3.3 Come la crisi ha impattato sulle aziende e sulla professione

L’Italia è uno tra i paesi europei ad aver risentito maggiormente della crisi economica. Iniziata nel 2007 ha portato a diminuire il pil pro-capite del 11,5%, raddoppiare il tasso di disoccupazione e far crollare la produzione industriale del 24,6%. Le chiusure aziendali sono salite vertiginosamente e sono state l’effetto più devastante di questi anni, portandosi dietro tutte le conseguenze del caso legate ai soggetti e realtà attorno all’impresa stessa. La crisi ha impattato anche sulla professione del commercialista, che pur essendo anticiclica rispetto all’andamento normale del mercato, non è stata in grado di contenere la diminuzione di fatturato e dei margini. La crisi ha complicato un contesto già fragile poiché colpito da profondi mutamenti strutturali quali la globalizzazione, il processo d’integrazione europea e il mutamento tecnologico.

Mentre si attuavano mutamenti globali che portavano alla nascita di un nuovo paradigma produttivo, non dobbiamo dimenticare che si sono associate le difficoltà, legate alla scarsa competitività del nostro paese, che hanno indebolito il sistema produttivo determinando forti processi di ristrutturazione, spesso culminati nella chiusura di azienda e nella perdita dei posti di lavoro.

L’Istat, nel censimento dell’industria e dei servizi, ha mostrato una prevalenza di modelli di governance nel sistema produttivo italiano, caratterizzato da un elevato controllo prevalentemente familiare, un’alta concentrazione di quote di proprietà e una gestione fortemente accentrata. Oltre il 75% delle piccole imprese, il 60% delle medie e il 31% delle imprese di grandi dimensioni risultano essere controllate da una persona fisica o da una famiglia e, la presenza di un manager interno o esterno caratterizza solo il 5% delle aziende.

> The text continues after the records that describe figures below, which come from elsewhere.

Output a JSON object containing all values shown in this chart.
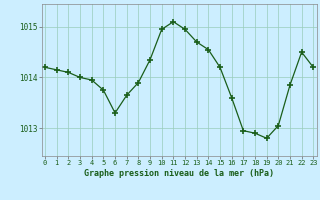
{
  "x": [
    0,
    1,
    2,
    3,
    4,
    5,
    6,
    7,
    8,
    9,
    10,
    11,
    12,
    13,
    14,
    15,
    16,
    17,
    18,
    19,
    20,
    21,
    22,
    23
  ],
  "y": [
    1014.2,
    1014.15,
    1014.1,
    1014.0,
    1013.95,
    1013.75,
    1013.3,
    1013.65,
    1013.9,
    1014.35,
    1014.95,
    1015.1,
    1014.95,
    1014.7,
    1014.55,
    1014.2,
    1013.6,
    1012.95,
    1012.9,
    1012.8,
    1013.05,
    1013.85,
    1014.5,
    1014.2
  ],
  "line_color": "#1a5e1a",
  "marker": "+",
  "marker_size": 4,
  "background_color": "#cceeff",
  "grid_color": "#99ccbb",
  "xlabel": "Graphe pression niveau de la mer (hPa)",
  "xlabel_color": "#1a5e1a",
  "tick_color": "#1a5e1a",
  "yticks": [
    1013,
    1014,
    1015
  ],
  "ylim": [
    1012.45,
    1015.45
  ],
  "xlim": [
    -0.3,
    23.3
  ],
  "xtick_labels": [
    "0",
    "1",
    "2",
    "3",
    "4",
    "5",
    "6",
    "7",
    "8",
    "9",
    "10",
    "11",
    "12",
    "13",
    "14",
    "15",
    "16",
    "17",
    "18",
    "19",
    "20",
    "21",
    "22",
    "23"
  ]
}
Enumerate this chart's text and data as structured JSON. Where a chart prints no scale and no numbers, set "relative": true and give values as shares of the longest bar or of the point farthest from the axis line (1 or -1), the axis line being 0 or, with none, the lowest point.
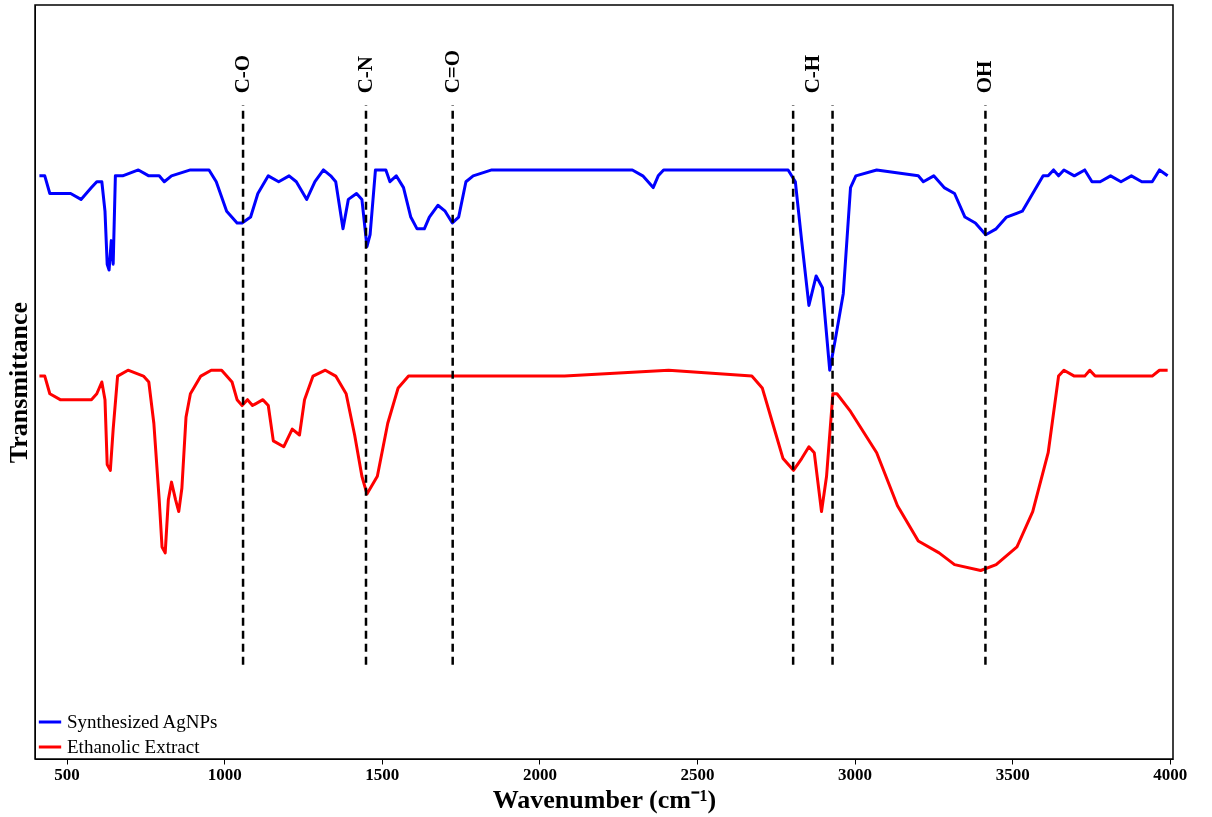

Un assetto proprietario così condizionante, sommato a un’arretratezza del sistema imprenditoriale italiano sono stati per il commercialista la sua “fortuna” e la sua “rovina”. Il

67 carattere unifamiliare delle imprese ha permesso al professionista di creare un rapporto di fiducia con l’imprenditore, diventandone il principale consigliere, per supportarlo dalle decisioni in ambito finanziario, amministrativo fino a quelle in ambito produttivo, strategico. Allo stesso tempo però, questo fenomeno ha frenato l’evoluzione del professionista stesso e del suo studio, perché mentre in tutta Europa l’assetto proprietario delle imprese cambiava, accostandosi sempre di più al modello americano caratterizzato da forte frammentazione delle quote e importante presenza manageriale e la consulenza attorno all’impresa si faceva sempre più “industriale” e specializzata, in Italia rimanevano numerosi gli studi professionali piccoli e poco organizzati.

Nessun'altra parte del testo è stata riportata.